Il Framework è il risultato di un percorso di ricerca sviluppato dallo European Art Assets Observatory (EAAO) di ITIR in partnership con Deloitte Private, Arte Generali e Banca Generali.
L’arte: un patrimonio diffuso ma ancora poco “misurato”
La ricerca ha analizzato le best practice di 300 grandi aziende europee, selezionate tra le prime 50 per fatturato 2024 in Italia, Francia, Germania, Spagna, Paesi Bassi e Belgio; i risultati restituiscono un quadro chiaro: i beni artistici e culturali sono presenti nelle organizzazioni, ma la loro gestione sistematica è ancora un’eccezione.
Solo il 36% delle aziende del campione dichiara di possedere, gestire o interagire attivamente con Corporate Cultural & Art Assets e, ancora più significativo, è il dato sulla rendicontazione: appena il 34% li menziona nei bilanci di sostenibilità e circa il 3% ne dichiara un valore monetario nei rendiconti finanziari.
L’Italia: apripista in Europa
In questo contesto, l’Italia si distingue positivamente: con il 56% delle aziende che possiede, gestisce o interagisce attivamente con CCAAs, il nostro Paese registra la percentuale più elevata tra quelli esaminati, riflettendo una lunga tradizione di mecenatismo culturale e un legame profondo tra identità d’impresa e patrimonio artistico.
Le forme più diffuse di CCAA sono le collezioni d’arte aziendali (29,9%), le sponsorizzazioni culturali e altre forme di mecenatismo (28,9%) e le Fondazioni aziendali (23,3%); il settore Finanza e Assicurazioni mostra la più alta propensione a investire in questi asset (32,4%), sfruttandoli come leva per rafforzare identità, engagement degli stakeholder ed esperienza cliente.

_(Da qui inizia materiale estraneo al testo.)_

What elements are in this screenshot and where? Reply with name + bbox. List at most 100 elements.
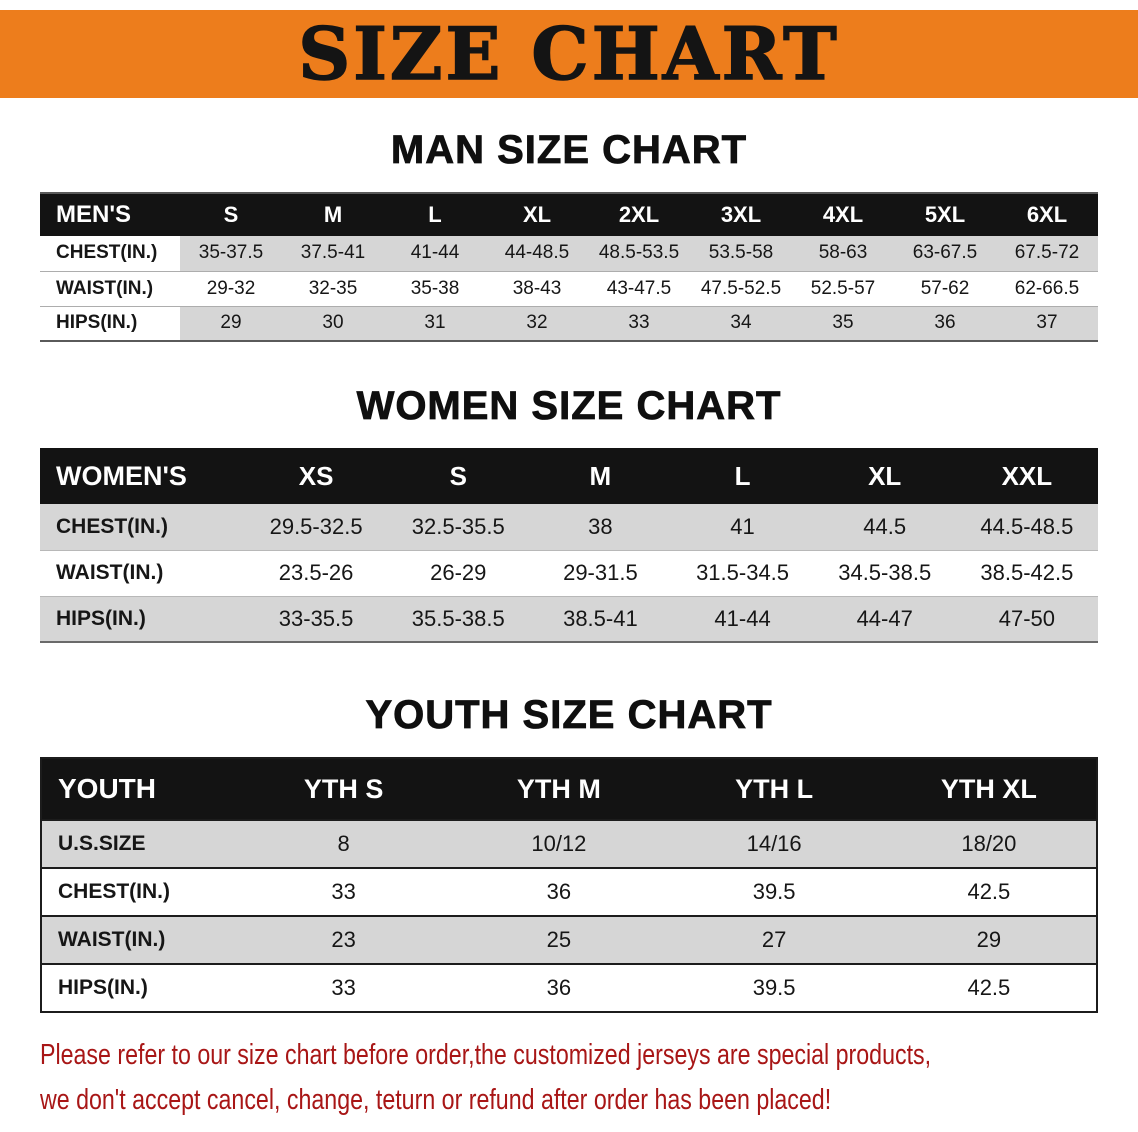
size-column-header: S xyxy=(387,448,530,504)
size-column-header: 3XL xyxy=(690,193,792,236)
size-column-header: YTH L xyxy=(666,758,882,820)
youth-hips-row: HIPS(IN.) 33 36 39.5 42.5 xyxy=(41,964,1097,1012)
size-value: 36 xyxy=(894,306,996,341)
row-label: WAIST(IN.) xyxy=(56,561,164,584)
size-value: 44.5 xyxy=(813,504,956,550)
size-value: 48.5-53.5 xyxy=(588,236,690,271)
size-value: 31 xyxy=(384,306,486,341)
men-chest-row: CHEST(IN.) 35-37.5 37.5-41 41-44 44-48.5… xyxy=(40,236,1098,271)
size-value: 23 xyxy=(236,916,452,964)
size-value: 39.5 xyxy=(752,975,796,1000)
size-value: 34.5-38.5 xyxy=(838,560,932,585)
women-size-table: WOMEN'S XS S M L XL XXL CHEST(IN.) 29.5-… xyxy=(40,448,1098,643)
size-value: 53.5-58 xyxy=(690,236,792,271)
size-value: 41-44 xyxy=(671,596,814,642)
women-chart-heading: WOMEN SIZE CHART xyxy=(356,384,782,429)
youth-table-title: YOUTH xyxy=(41,758,236,820)
women-header-row: WOMEN'S XS S M L XL XXL xyxy=(40,448,1098,504)
size-value: 47.5-52.5 xyxy=(700,277,782,299)
size-value: 33 xyxy=(331,879,356,904)
size-value: 47-50 xyxy=(955,596,1098,642)
size-value: 10/12 xyxy=(451,820,667,868)
youth-header-row: YOUTH YTH S YTH M YTH L YTH XL xyxy=(41,758,1097,820)
size-value: 35-37.5 xyxy=(180,236,282,271)
size-column-header: YTH M xyxy=(451,758,667,820)
size-column-header: M xyxy=(529,448,672,504)
size-value: 42.5 xyxy=(967,975,1011,1000)
youth-waist-row: WAIST(IN.) 23 25 27 29 xyxy=(41,916,1097,964)
youth-section: YOUTH SIZE CHART YOUTH YTH S YTH M YTH L… xyxy=(0,693,1138,1013)
size-column-header: 5XL xyxy=(894,193,996,236)
size-value: 33-35.5 xyxy=(245,596,388,642)
size-value: 29-31.5 xyxy=(563,560,638,585)
size-column-header: XL xyxy=(813,448,956,504)
size-value: 36 xyxy=(546,879,572,904)
size-value: 29-32 xyxy=(206,277,256,299)
disclaimer-line-2: we don't accept cancel, change, teturn o… xyxy=(40,1084,832,1117)
women-waist-row: WAIST(IN.) 23.5-26 26-29 29-31.5 31.5-34… xyxy=(40,550,1098,596)
size-value: 38.5-42.5 xyxy=(980,560,1074,585)
size-value: 29 xyxy=(881,916,1097,964)
row-label: WAIST(IN.) xyxy=(41,916,236,964)
size-column-header: 6XL xyxy=(996,193,1098,236)
disclaimer: Please refer to our size chart before or… xyxy=(40,1037,1138,1119)
women-chest-row: CHEST(IN.) 29.5-32.5 32.5-35.5 38 41 44.… xyxy=(40,504,1098,550)
page-title: SIZE CHART xyxy=(297,11,840,96)
youth-chart-heading: YOUTH SIZE CHART xyxy=(365,693,773,738)
row-label: CHEST(IN.) xyxy=(40,504,245,550)
size-column-header: XXL xyxy=(955,448,1098,504)
youth-ussize-row: U.S.SIZE 8 10/12 14/16 18/20 xyxy=(41,820,1097,868)
men-section: MAN SIZE CHART MEN'S S M L XL 2XL 3XL 4X… xyxy=(0,128,1138,342)
size-value: 33 xyxy=(588,306,690,341)
row-label: HIPS(IN.) xyxy=(56,312,138,334)
size-column-header: XS xyxy=(245,448,388,504)
size-column-header: L xyxy=(671,448,814,504)
men-waist-row: WAIST(IN.) 29-32 32-35 35-38 38-43 43-47… xyxy=(40,271,1098,306)
size-value: 42.5 xyxy=(967,879,1011,904)
size-column-header: L xyxy=(384,193,486,236)
row-label: U.S.SIZE xyxy=(41,820,236,868)
size-value: 33 xyxy=(331,975,356,1000)
size-column-header: S xyxy=(180,193,282,236)
men-size-table: MEN'S S M L XL 2XL 3XL 4XL 5XL 6XL CHEST… xyxy=(40,192,1098,342)
size-value: 8 xyxy=(236,820,452,868)
size-value: 31.5-34.5 xyxy=(696,560,790,585)
size-value: 32-35 xyxy=(308,277,358,299)
size-value: 37 xyxy=(996,306,1098,341)
size-value: 63-67.5 xyxy=(894,236,996,271)
row-label: WAIST(IN.) xyxy=(56,277,154,299)
size-column-header: YTH XL xyxy=(881,758,1097,820)
men-table-title: MEN'S xyxy=(40,193,180,236)
disclaimer-line-1: Please refer to our size chart before or… xyxy=(40,1039,932,1071)
size-value: 52.5-57 xyxy=(810,277,876,299)
men-hips-row: HIPS(IN.) 29 30 31 32 33 34 35 36 37 xyxy=(40,306,1098,341)
size-value: 27 xyxy=(666,916,882,964)
size-value: 29.5-32.5 xyxy=(245,504,388,550)
size-value: 67.5-72 xyxy=(996,236,1098,271)
size-value: 36 xyxy=(546,975,572,1000)
size-value: 38.5-41 xyxy=(529,596,672,642)
size-column-header: XL xyxy=(486,193,588,236)
size-value: 29 xyxy=(180,306,282,341)
size-value: 58-63 xyxy=(792,236,894,271)
youth-chest-row: CHEST(IN.) 33 36 39.5 42.5 xyxy=(41,868,1097,916)
women-hips-row: HIPS(IN.) 33-35.5 35.5-38.5 38.5-41 41-4… xyxy=(40,596,1098,642)
row-label: HIPS(IN.) xyxy=(40,596,245,642)
size-value: 32.5-35.5 xyxy=(387,504,530,550)
row-label: CHEST(IN.) xyxy=(56,242,158,264)
size-value: 38-43 xyxy=(512,277,562,299)
size-value: 39.5 xyxy=(752,879,796,904)
size-value: 23.5-26 xyxy=(278,560,354,585)
row-label: CHEST(IN.) xyxy=(58,880,170,903)
size-value: 38 xyxy=(529,504,672,550)
youth-size-table: YOUTH YTH S YTH M YTH L YTH XL U.S.SIZE … xyxy=(40,757,1098,1013)
banner: SIZE CHART xyxy=(0,10,1138,98)
size-value: 57-62 xyxy=(920,277,970,299)
women-section: WOMEN SIZE CHART WOMEN'S XS S M L XL XXL… xyxy=(0,384,1138,643)
size-column-header: 4XL xyxy=(792,193,894,236)
size-column-header: 2XL xyxy=(588,193,690,236)
size-value: 30 xyxy=(282,306,384,341)
size-value: 44-48.5 xyxy=(486,236,588,271)
size-value: 37.5-41 xyxy=(282,236,384,271)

Un nuovo linguaggio per l’arte in azienda
Il Framework sviluppato dall’Osservatorio introduce un sistema innovativo di indicatori allineato alle principali dimensioni ESG e coerente con gli standard internazionali di riferimento (GRI, ESRS, SDGs e linee guida UNESCO); la sua architettura integra KAI (Key Activity Indicators) e KPI (Key Performance Indicators), consentendo alle imprese di valutare non solo gli impatti generati, ma anche i processi e le politiche che li rendono possibili.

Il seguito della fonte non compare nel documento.